CVJun 17, 2013

Non-Uniform Blind Deblurring with a Spatially-Adaptive Sparse Prior

arXiv:1306.3828v13 citations
AI Analysis

This addresses the challenge of removing complex blur in photography for applications like image restoration, though it appears incremental as it builds on existing Bayesian and convex analysis frameworks.

The paper tackles the problem of non-uniform blind deblurring from camera shake, which involves estimating spatially-varying blur operators, and presents a novel algorithm that automatically adjusts its penalty based on local blur and image structure, achieving competitive results on real images.

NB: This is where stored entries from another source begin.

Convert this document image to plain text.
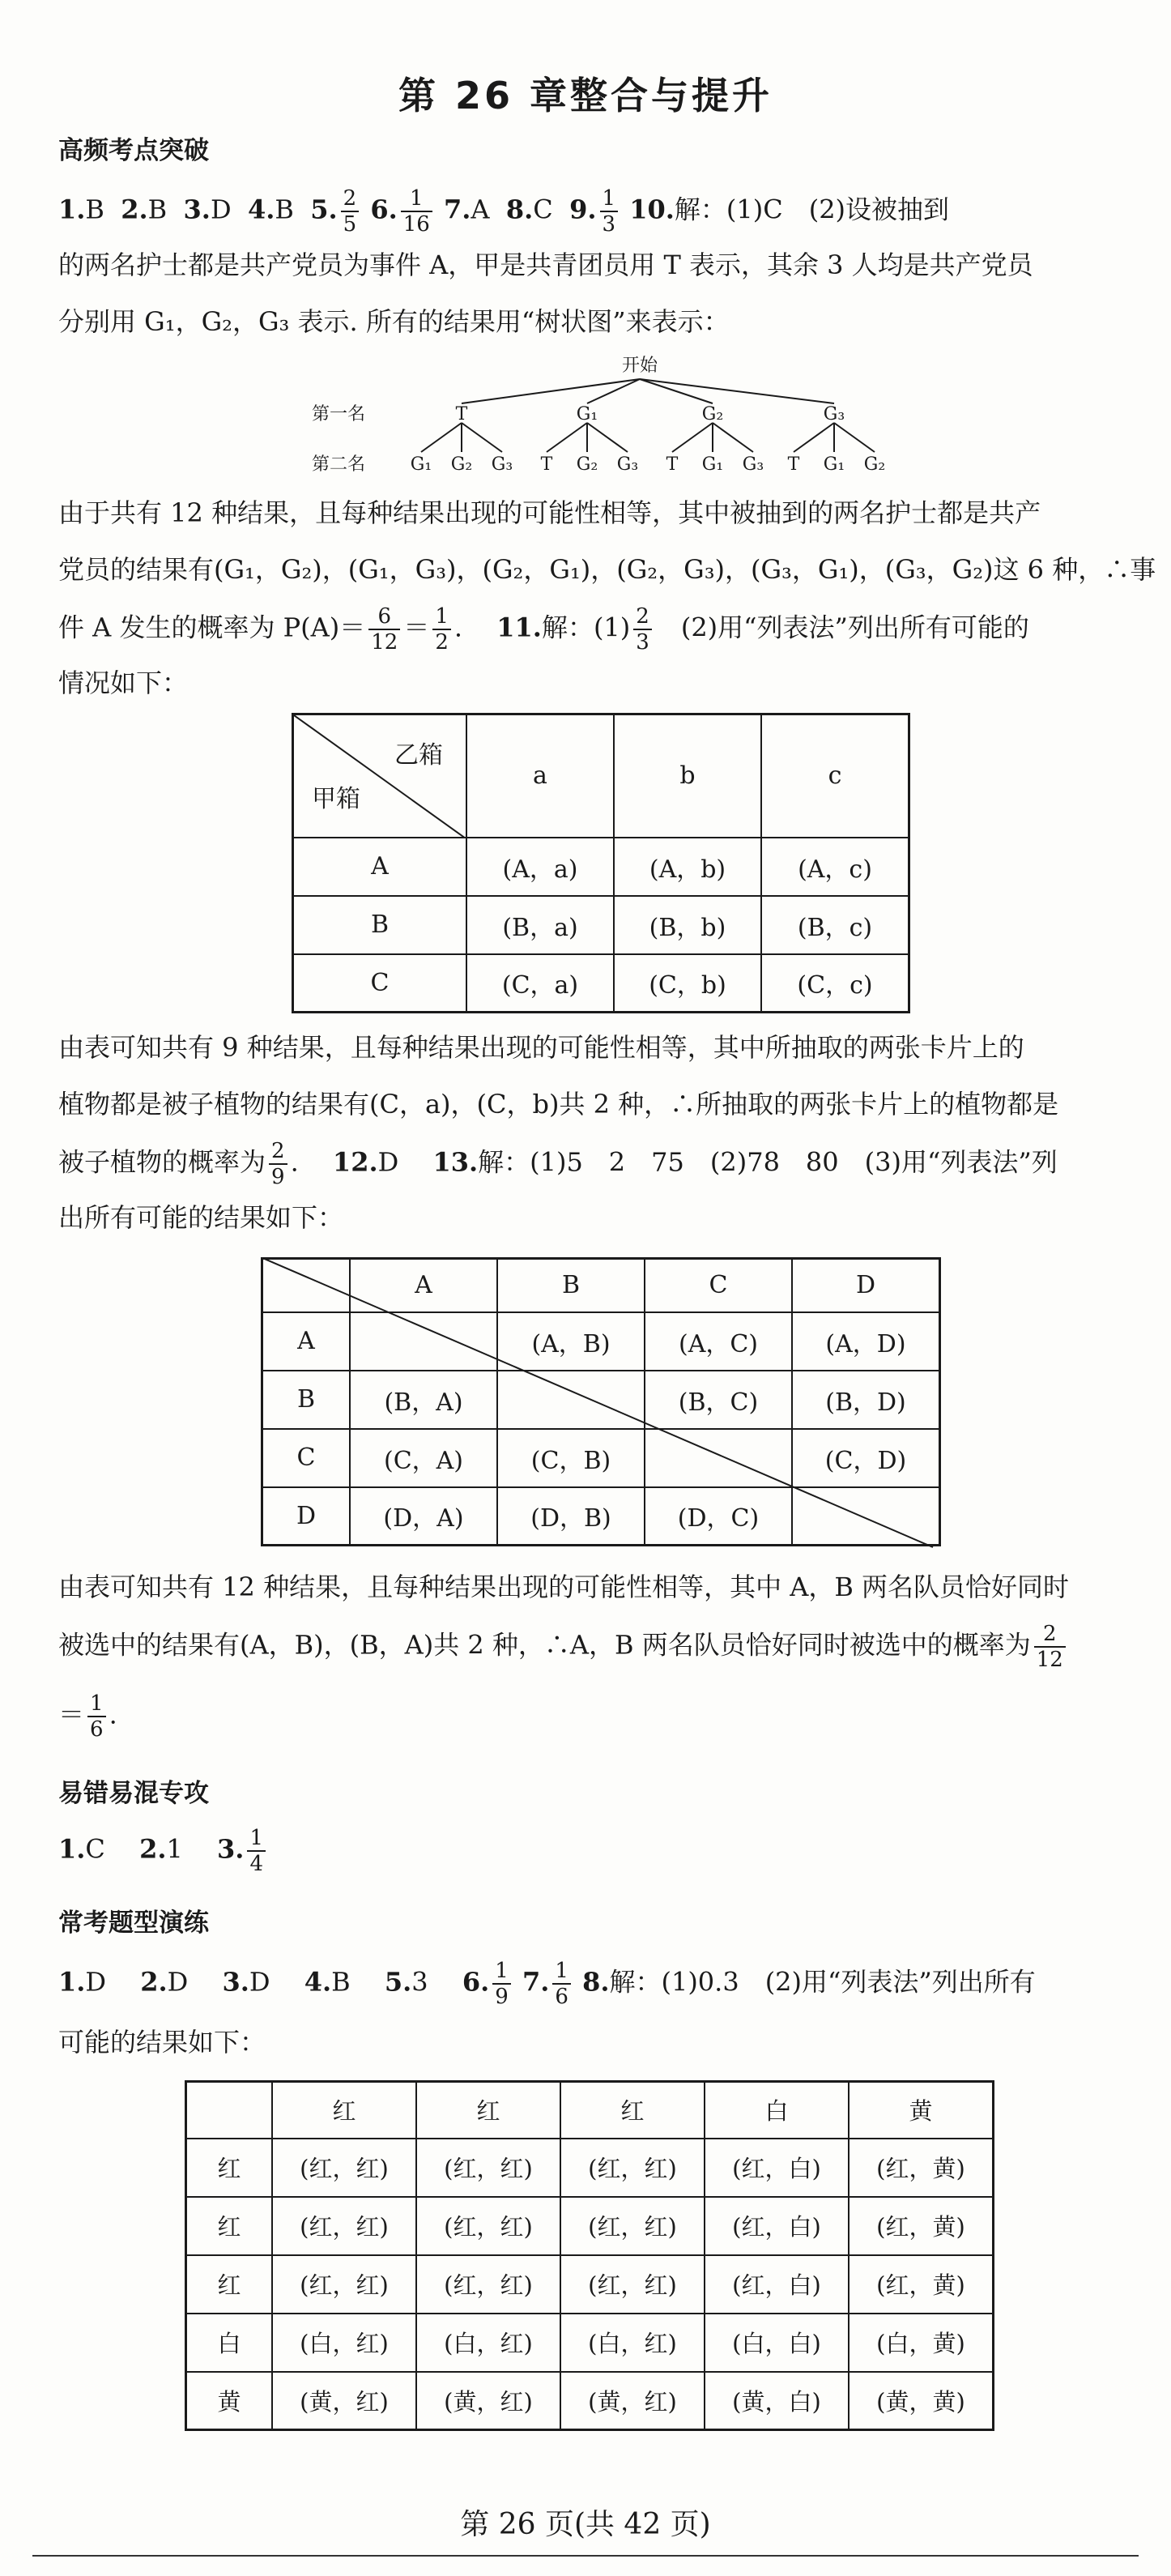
第 26 章整合与提升
高频考点突破
1.B 2.B 3.D 4.B 5. $\frac{2}{5} 6$. $\frac{1}{16} 7.A$ 8.C 9. $\frac{1}{3} 10$.解：(1)C　(2)设被抽到
的两名护士都是共产党员为事件 A，甲是共青团员用 T 表示，其余 3 人均是共产党员
分别用 G₁，G₂，G₃ 表示. 所有的结果用“树状图”来表示：
开始
第一名
第二名
T	G₁	G₂	G₃
G₁ G₂ G₃ T G₂ G₃ T G₁ G₃ T G₁ G₂
由于共有 12 种结果，且每种结果出现的可能性相等，其中被抽到的两名护士都是共产
党员的结果有(G₁，G₂)，(G₁，G₃)，(G₂，G₁)，(G₂，G₃)，(G₃，G₁)，(G₃，G₂)这 6 种，∴事
件 A 发生的概率为 $P(A)= \frac{6}{12} = \frac{1}{2}$ .　 11.解：$(1) \frac{2}{3}$ 　(2)用“列表法”列出所有可能的
情况如下：
乙箱
甲箱	a	b	c
A	(A，a)	(A，b)	(A，c)
B	(B，a)	(B，b)	(B，c)
C	(C，a)	(C，b)	(C，c)
由表可知共有 9 种结果，且每种结果出现的可能性相等，其中所抽取的两张卡片上的
植物都是被子植物的结果有(C，a)，(C，b)共 2 种，∴所抽取的两张卡片上的植物都是
被子植物的概率为 $\frac{2}{9}$ .　 12.D　 13.解：(1)5　2　75　(2)78　80　(3)用“列表法”列
出所有可能的结果如下：
	A	B	C	D
A		(A，B)	(A，C)	(A，D)
B	(B，A)		(B，C)	(B，D)
C	(C，A)	(C，B)		(C，D)
D	(D，A)	(D，B)	(D，C)	
由表可知共有 12 种结果，且每种结果出现的可能性相等，其中 A，B 两名队员恰好同时
被选中的结果有(A，B)，(B，A)共 2 种，∴A，B 两名队员恰好同时被选中的概率为 $\frac{2}{12}$
＝ $\frac{1}{6}$ .
易错易混专攻
1.C　 2.1　 3. $\frac{1}{4}$
常考题型演练
1.D　 2.D　 3.D　 4.B　 5.3　 6. $\frac{1}{9} 7$. $\frac{1}{6} 8$.解：(1)0.3　(2)用“列表法”列出所有
可能的结果如下：
	红	红	红	白	黄
红	(红，红)	(红，红)	(红，红)	(红，白)	(红，黄)
红	(红，红)	(红，红)	(红，红)	(红，白)	(红，黄)
红	(红，红)	(红，红)	(红，红)	(红，白)	(红，黄)
白	(白，红)	(白，红)	(白，红)	(白，白)	(白，黄)
黄	(黄，红)	(黄，红)	(黄，红)	(黄，白)	(黄，黄)
第 26 页(共 42 页)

Typical blur from camera shake often deviates from the standard uniform convolutional script, in part because of problematic rotations which create greater blurring away from some unknown center point. Consequently, successful blind deconvolution requires the estimation of a spatially-varying or non-uniform blur operator. Using ideas from Bayesian inference and convex analysis, this paper derives a non-uniform blind deblurring algorithm with several desirable, yet previously-unexplored attributes. The underlying objective function includes a spatially adaptive penalty which couples the latent sharp image, non-uniform blur operator, and noise level together. This coupling allows the penalty to automatically adjust its shape based on the estimated degree of local blur and image structure such that regions with large blur or few prominent edges are discounted. Remaining regions with modest blur and revealing edges therefore dominate the overall estimation process without explicitly incorporating structure-selection heuristics. The algorithm can be implemented using a majorization-minimization strategy that is virtually parameter free. Detailed theoretical analysis and empirical validation on real images serve to validate the proposed method.